Quoi d’autre ? J’ai beaucoup aimé le découpage de l’intrigue : c’est divisé par jour (de 1 à 6, d’où le titre on l’aura compris hein), à chaque chapitre c’est une autre personne qui parle et l’auteur a réussi à adapter son style à chaque narrateur. À côté de ça, je souligne aussi la qualité de la traduction qui n’a pas dû être évidente car le texte est truffé d’argot latino et il faut souvent consulter le glossaire situé en fin de volume mais ça ne gêne absolument pas la fluidité de la lecture, on apprend vite surtout si on a des bases d’espagnol.
Mieux vaut tard que jamais donc, j’ai fini mon billet et avant de tirer ma révérence je rajoute pour le fun un petit jeu concours : celui qui trouve combien d’expressions (plus ou moins bienvenues) se cachent dans ces lignes sera payé en monnaie de singe. Allez, hasta la vista baby ;


Une p'tite phrase au hasard : 

"Les hommes sur terre, jusqu'au dernier, tenteront de vous déposséder, de vous casser la figure et de vous plumer jusqu'au trognon."

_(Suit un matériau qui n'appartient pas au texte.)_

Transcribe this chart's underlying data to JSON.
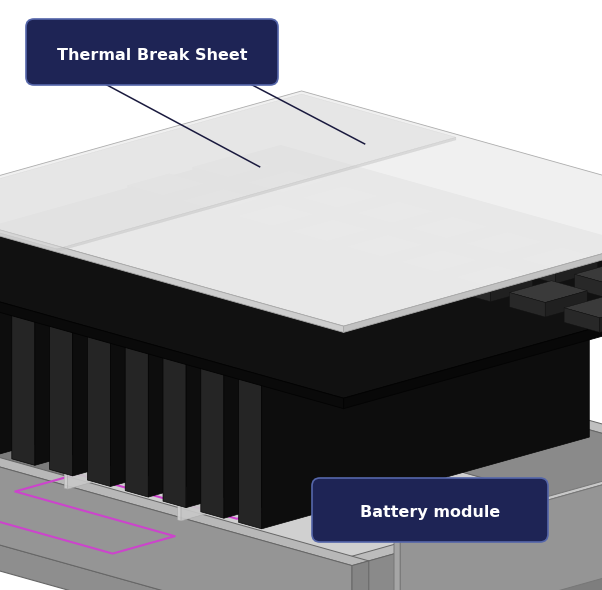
{
  "background_color": "#ffffff",
  "label_thermal": "Thermal Break Sheet",
  "label_battery": "Battery module",
  "label_bg_color": "#1e2455",
  "label_text_color": "#ffffff",
  "label_font_size": 11.5,
  "fig_width": 6.02,
  "fig_height": 5.9,
  "dpi": 100,
  "line_color": "#1a1a3e",
  "gray_base": "#b0b0b0",
  "gray_mid": "#909090",
  "gray_dark": "#6a6a6a",
  "black_cell": "#1a1a1a",
  "black_cell_side": "#0d0d0d",
  "white_sheet": "#e8e8e8",
  "tim_black": "#151515",
  "tim_pad": "#353535"
}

Quatrième de couverture : 29 avril-4 mai 1992. Pendant six jours, l’acquittement des policiers coupables d’avoir passé à tabac Rodney King met Los Angeles à feu et à sang. Pendant six jours, dix-sept personnes sont prises dans le chaos. Pendant six jours, Los Angeles a montré au monde ce qui se passe quand les lois n’ont plus cours.

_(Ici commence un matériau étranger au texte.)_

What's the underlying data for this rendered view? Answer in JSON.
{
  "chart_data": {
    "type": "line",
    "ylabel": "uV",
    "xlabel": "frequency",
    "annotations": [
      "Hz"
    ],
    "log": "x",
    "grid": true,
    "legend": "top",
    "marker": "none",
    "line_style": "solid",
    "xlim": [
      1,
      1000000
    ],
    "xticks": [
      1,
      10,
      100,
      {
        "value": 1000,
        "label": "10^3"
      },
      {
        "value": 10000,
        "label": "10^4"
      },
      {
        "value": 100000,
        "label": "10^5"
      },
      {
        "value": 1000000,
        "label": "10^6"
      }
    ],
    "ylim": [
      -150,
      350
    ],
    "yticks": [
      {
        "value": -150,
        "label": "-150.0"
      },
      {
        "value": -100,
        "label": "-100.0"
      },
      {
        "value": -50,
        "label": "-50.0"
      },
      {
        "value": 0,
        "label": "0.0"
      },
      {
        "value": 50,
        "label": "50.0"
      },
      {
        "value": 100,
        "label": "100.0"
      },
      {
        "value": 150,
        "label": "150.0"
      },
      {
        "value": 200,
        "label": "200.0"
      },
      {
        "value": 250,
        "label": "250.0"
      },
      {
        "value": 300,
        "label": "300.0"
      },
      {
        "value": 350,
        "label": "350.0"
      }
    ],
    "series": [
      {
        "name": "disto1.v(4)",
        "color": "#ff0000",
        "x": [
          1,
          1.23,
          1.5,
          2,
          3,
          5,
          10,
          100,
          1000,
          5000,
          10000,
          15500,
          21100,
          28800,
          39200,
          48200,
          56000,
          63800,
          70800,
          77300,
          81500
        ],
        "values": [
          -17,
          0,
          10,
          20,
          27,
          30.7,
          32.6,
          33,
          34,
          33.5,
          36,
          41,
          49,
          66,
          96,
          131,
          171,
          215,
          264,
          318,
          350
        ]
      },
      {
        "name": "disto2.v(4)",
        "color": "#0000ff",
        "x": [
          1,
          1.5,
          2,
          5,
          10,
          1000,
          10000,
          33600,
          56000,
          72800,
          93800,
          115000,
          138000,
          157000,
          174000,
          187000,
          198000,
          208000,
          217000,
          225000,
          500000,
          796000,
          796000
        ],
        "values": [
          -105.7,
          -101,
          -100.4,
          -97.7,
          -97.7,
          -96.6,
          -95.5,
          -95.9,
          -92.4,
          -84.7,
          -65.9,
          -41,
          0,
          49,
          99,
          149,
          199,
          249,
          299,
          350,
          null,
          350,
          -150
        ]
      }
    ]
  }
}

Le premier jour des émeutes, en plein territoire revendiqué par un gang, le massacre d’un innocent, Ernesto Vera, déclenche une succession d’événements qui vont traverser la ville.
Dans les rues de Lynwood, un quartier éloigné du foyer central des émeutes, qui attirent toutes les forces de police et les caméras de télévision, les tensions s’exacerbent. Les membres de gangs chicanos profitent de la désertion des représentants de l’ordre pour piller, vandaliser et régler leurs comptes.

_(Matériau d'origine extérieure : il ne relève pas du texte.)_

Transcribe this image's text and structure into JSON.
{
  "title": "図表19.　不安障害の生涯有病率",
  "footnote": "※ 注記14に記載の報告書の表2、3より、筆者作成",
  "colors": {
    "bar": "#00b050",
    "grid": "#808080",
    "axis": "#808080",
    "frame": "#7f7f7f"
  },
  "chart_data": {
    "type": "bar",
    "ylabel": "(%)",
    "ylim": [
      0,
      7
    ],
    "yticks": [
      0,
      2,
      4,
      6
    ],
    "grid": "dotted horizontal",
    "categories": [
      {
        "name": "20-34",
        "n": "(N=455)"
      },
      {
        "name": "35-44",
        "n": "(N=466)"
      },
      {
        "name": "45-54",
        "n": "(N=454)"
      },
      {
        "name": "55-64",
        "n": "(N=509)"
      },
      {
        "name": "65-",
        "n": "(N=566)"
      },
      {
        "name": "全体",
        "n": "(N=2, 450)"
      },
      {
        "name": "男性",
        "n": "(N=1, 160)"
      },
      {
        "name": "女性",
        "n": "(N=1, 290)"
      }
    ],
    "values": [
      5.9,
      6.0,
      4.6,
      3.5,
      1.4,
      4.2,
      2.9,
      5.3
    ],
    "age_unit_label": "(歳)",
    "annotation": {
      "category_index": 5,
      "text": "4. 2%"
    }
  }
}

Au cœur de ce théâtre de guerre urbaine se croisent sapeurs pompiers, infirmières, ambulanciers et graffeurs, autant de personnages dont la vie est bouleversée par ces journées de confusion et de chaos.
Six jours est un roman choral magistral, une sorte de The Wire (Sur Écoute) transposé sur la côte Ouest, un texte provocant à la croisée de Short Cuts et Boyz N the Hood.
Un récit épique fascinant, une histoire de violence, de vengeance et de loyautés.